La supervisión la llevaba a cabo el maestro de obras, a quien Giotto ya conocía. Era un capataz llamado Alberto di Martino, también de Mugello, tuerto y de mal carácter, pero temido y respetado. Repasaba sobre todo las medidas y cálculos, y velaba por el buen estado de las cuerdas y sogas; unas cuerdas podridas podían echar por los suelos todo el armazón de tablas, o reabrir un retén de arena contenida en un encofrado. Y también miraba que el material estuviese contado y recontado y que las cuadrillas de peones y de los gremios fuesen las necesarias y cobrasen sus sueldos, y, por último, se cercioraba de que nadie robase las herramientas.

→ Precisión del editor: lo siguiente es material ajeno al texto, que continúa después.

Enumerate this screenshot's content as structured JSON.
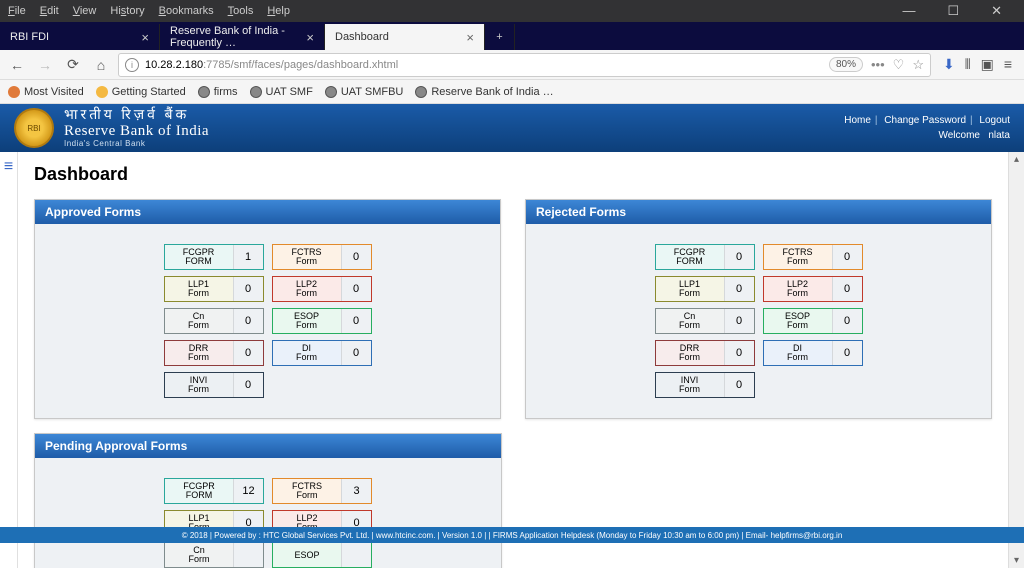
{
  "menu": {
    "file": "File",
    "edit": "Edit",
    "view": "View",
    "history": "History",
    "bookmarks": "Bookmarks",
    "tools": "Tools",
    "help": "Help"
  },
  "window": {
    "min": "—",
    "max": "☐",
    "close": "✕"
  },
  "tabs": [
    {
      "label": "RBI FDI"
    },
    {
      "label": "Reserve Bank of India - Frequently …"
    },
    {
      "label": "Dashboard"
    }
  ],
  "address": {
    "url_host": "10.28.2.180",
    "url_path": ":7785/smf/faces/pages/dashboard.xhtml",
    "zoom": "80%"
  },
  "bookmarks": [
    {
      "label": "Most Visited"
    },
    {
      "label": "Getting Started"
    },
    {
      "label": "firms"
    },
    {
      "label": "UAT SMF"
    },
    {
      "label": "UAT SMFBU"
    },
    {
      "label": "Reserve Bank of India …"
    }
  ],
  "header": {
    "hindi": "भारतीय  रिज़र्व  बैंक",
    "eng": "Reserve Bank of India",
    "sub": "India's Central Bank",
    "links": {
      "home": "Home",
      "changepw": "Change Password",
      "logout": "Logout"
    },
    "welcome_label": "Welcome",
    "welcome_user": "nlata"
  },
  "page_title": "Dashboard",
  "panels": {
    "approved": {
      "title": "Approved Forms",
      "cells": [
        {
          "label": "FCGPR FORM",
          "value": "1",
          "cls": "c-teal"
        },
        {
          "label": "FCTRS Form",
          "value": "0",
          "cls": "c-orange"
        },
        {
          "label": "LLP1 Form",
          "value": "0",
          "cls": "c-olive"
        },
        {
          "label": "LLP2 Form",
          "value": "0",
          "cls": "c-red"
        },
        {
          "label": "Cn Form",
          "value": "0",
          "cls": "c-grey"
        },
        {
          "label": "ESOP Form",
          "value": "0",
          "cls": "c-green"
        },
        {
          "label": "DRR Form",
          "value": "0",
          "cls": "c-maroon"
        },
        {
          "label": "DI Form",
          "value": "0",
          "cls": "c-blue"
        },
        {
          "label": "INVI Form",
          "value": "0",
          "cls": "c-navy"
        }
      ]
    },
    "rejected": {
      "title": "Rejected Forms",
      "cells": [
        {
          "label": "FCGPR FORM",
          "value": "0",
          "cls": "c-teal"
        },
        {
          "label": "FCTRS Form",
          "value": "0",
          "cls": "c-orange"
        },
        {
          "label": "LLP1 Form",
          "value": "0",
          "cls": "c-olive"
        },
        {
          "label": "LLP2 Form",
          "value": "0",
          "cls": "c-red"
        },
        {
          "label": "Cn Form",
          "value": "0",
          "cls": "c-grey"
        },
        {
          "label": "ESOP Form",
          "value": "0",
          "cls": "c-green"
        },
        {
          "label": "DRR Form",
          "value": "0",
          "cls": "c-maroon"
        },
        {
          "label": "DI Form",
          "value": "0",
          "cls": "c-blue"
        },
        {
          "label": "INVI Form",
          "value": "0",
          "cls": "c-navy"
        }
      ]
    },
    "pending": {
      "title": "Pending Approval Forms",
      "cells": [
        {
          "label": "FCGPR FORM",
          "value": "12",
          "cls": "c-teal"
        },
        {
          "label": "FCTRS Form",
          "value": "3",
          "cls": "c-orange"
        },
        {
          "label": "LLP1 Form",
          "value": "0",
          "cls": "c-olive"
        },
        {
          "label": "LLP2 Form",
          "value": "0",
          "cls": "c-red"
        },
        {
          "label": "Cn Form",
          "value": "",
          "cls": "c-grey"
        },
        {
          "label": "ESOP",
          "value": "",
          "cls": "c-green"
        }
      ]
    }
  },
  "footer": "© 2018 | Powered by : HTC Global Services Pvt. Ltd. | www.htcinc.com. | Version 1.0 | | FIRMS Application Helpdesk (Monday to Friday 10:30 am to 6:00 pm) | Email- helpfirms@rbi.org.in"
}
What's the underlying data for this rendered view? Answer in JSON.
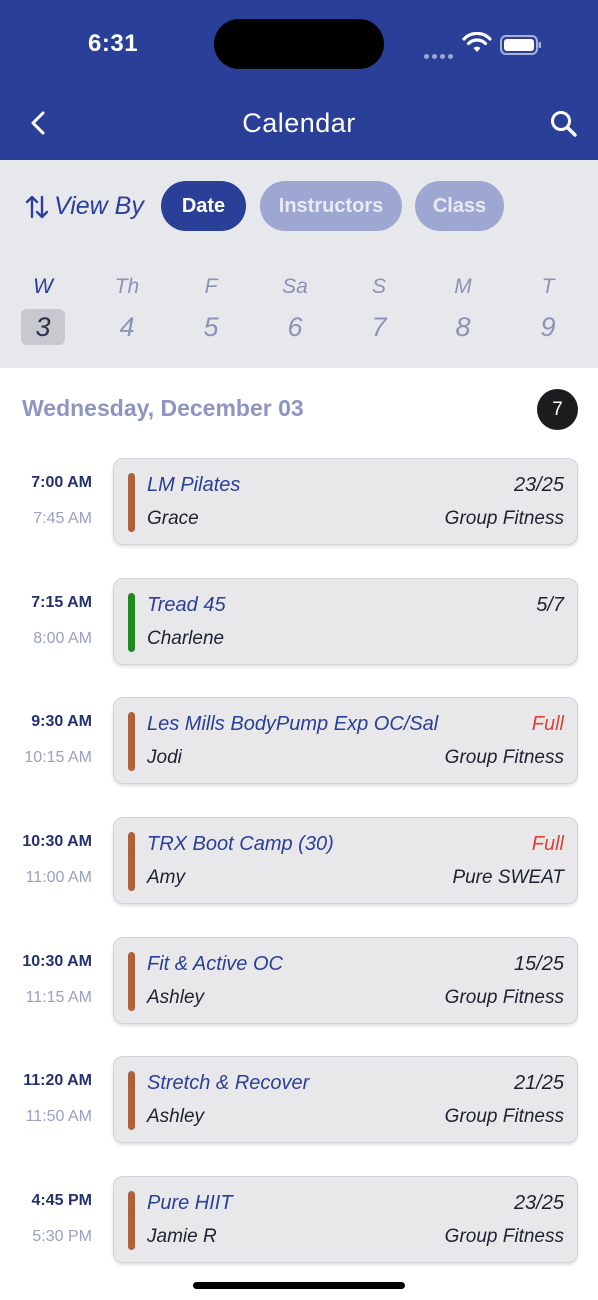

En noviembre, con las primeras nevadas, se prepararon escalas para ir elevando el andamiaje y poder ascender por él. Se hizo una gran escalera de caracol dentro del gran hueco central de la torre, que habría de ser luego eliminada ya que era sólo provisional mientras se construía la escalera cuadrada, perimetral, pegada a las paredes interiores; se elevaron para ello muros de piedra y ladrillo. Los primeros pies empezaban ya a dibujarse en la nada; encima de ellos, se alzaba la estructura de madera, compleja y vulnerable, de los andamios. Por allí subieron las vigas que habrían de soportar las crujías de grandes piedras superpuestas. El maestro carpintero se encargaba de esto, junto con el maestro pedrero y el maestro cantero, así como los tracistas, que se encargaban de seguir los planos marcados por Giotto y de trazar las líneas y ángulos donde ubicar las resistencias y las cargas, o fijar los cortes y ensamblajes. Era la gran obra que ocupaba la vida de Florencia. Pero todo eso, un día de diciembre, cerca de Navidad, en que el viento soplaba con fuerza y traía una ventisca gélida, se vino abajo con enorme estrépito y sorpresa, trayendo el dolor y la consternación a todos los ciudadanos.